Even within trade publishing, there are distinctions that matter. The business of the Big Six general trade houses is quite different than the niche (sometimes called “enthusiast”) businesses run by publishers like F+W Media, Chelsea Green, or Hay House. Niche publishers who have depth of content in verticals can do things that the general trade houses just can’t.

For example, F+W Media has refocused its company around verticals. They used to see magazines and books as the businesses they were in with titles related to crafts and writing; now they see crafts and “writing” as the businesses they’re in with books and magazines in each. That enables them to share marketing costs across many books and magazines and it enables them to market much more effectively to the markets they serve. F+W’s book business is challenged by all the same factors as everybody else’s, but reinforcing their vertical organization creates alternatives, sometimes allowing them to convert essentially consumer audiences to professional audiences so that tricks from other publishing businesses can apply.
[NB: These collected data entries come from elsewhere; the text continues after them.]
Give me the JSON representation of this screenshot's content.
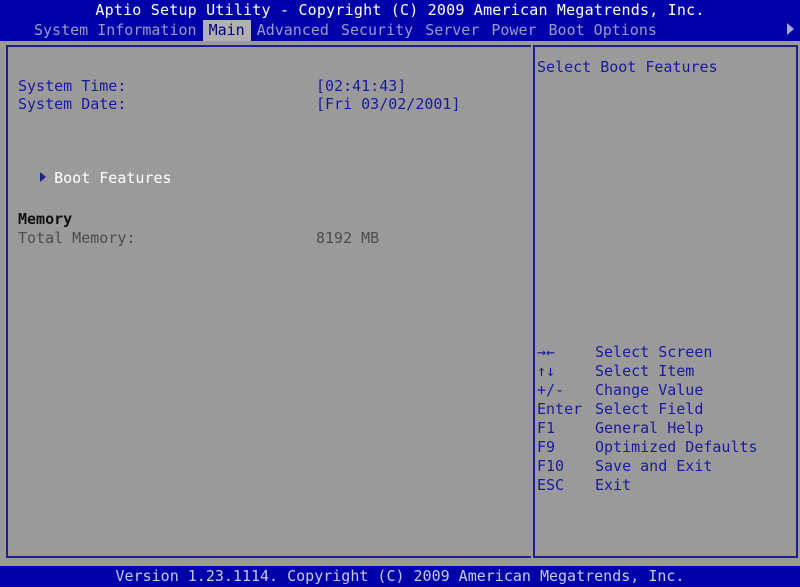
{
  "header": {
    "title": "Aptio Setup Utility - Copyright (C) 2009 American Megatrends, Inc.",
    "scroll_right_icon": "triangle-right-icon"
  },
  "menu": {
    "items": [
      {
        "label": "System Information",
        "selected": false
      },
      {
        "label": "Main",
        "selected": true
      },
      {
        "label": "Advanced",
        "selected": false
      },
      {
        "label": "Security",
        "selected": false
      },
      {
        "label": "Server",
        "selected": false
      },
      {
        "label": "Power",
        "selected": false
      },
      {
        "label": "Boot Options",
        "selected": false
      }
    ]
  },
  "main": {
    "settings": [
      {
        "label": "System Time:",
        "value": "[02:41:43]"
      },
      {
        "label": "System Date:",
        "value": "[Fri 03/02/2001]"
      }
    ],
    "submenu": {
      "label": "Boot Features",
      "icon": "triangle-right-icon"
    },
    "memory": {
      "heading": "Memory",
      "total_label": "Total Memory:",
      "total_value": "8192 MB"
    }
  },
  "help": {
    "text": "Select Boot Features"
  },
  "legend": [
    {
      "key": "→←",
      "desc": "Select Screen"
    },
    {
      "key": "↑↓",
      "desc": "Select Item"
    },
    {
      "key": "+/-",
      "desc": "Change Value"
    },
    {
      "key": "Enter",
      "desc": "Select Field"
    },
    {
      "key": "F1",
      "desc": "General Help"
    },
    {
      "key": "F9",
      "desc": "Optimized Defaults"
    },
    {
      "key": "F10",
      "desc": "Save and Exit"
    },
    {
      "key": "ESC",
      "desc": "Exit"
    }
  ],
  "footer": {
    "version": "Version 1.23.1114. Copyright (C) 2009 American Megatrends, Inc."
  },
  "colors": {
    "band_blue": "#0000aa",
    "panel_gray": "#9a9a9a",
    "border_blue": "#20208c",
    "text_blue": "#1a1aa0",
    "selected_tab_bg": "#b0b0b0",
    "menu_text": "#9a9aca"
  }
}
Here’s a recent anecdote that, for me, sums up the uniqueness of our challenge.  In a recent conversation with a very sharp and Senior Marketing Person at a major house, I raised a pet question of  mine these days. “What’s the new ‘standard treatment’ for a trade book?” Used to be galleys to selected pre-pub review media, a press release with and without review copies to lists of varying sizes and care of curation, size of the catalog page, and then things we can do for all mysteries, all cookbooks, etc. What should it be now?

So SMP says back to me, “there isn’t one.” But there has to be one, I said. Because only 10% of the books are going to get any unique marketing effort, so 90% have to get something standard. What should it be? If PW and The NY Times and the list of review editors at the various papers and the “usual suspects” aren’t the right thing to do anymore, what is? Or do the 90% get nothing?

What that captured for me is that the Achilles heel of trade publishing has always been that publishers have to reach audiences as numerous as the books they publish and they have mostly marketed books one-by-one, book-by-book. That’s what no other branch of publishing would even attempt. Marketing effort per title is the real point of scarcity in this business — more than quality product and more than shelf space. People outside the trade don’t think about that because, frankly, it’s a problem that doesn’t occur anywhere else. But it’s in our industry’s DNA. And we’re going to have to create some unique answers.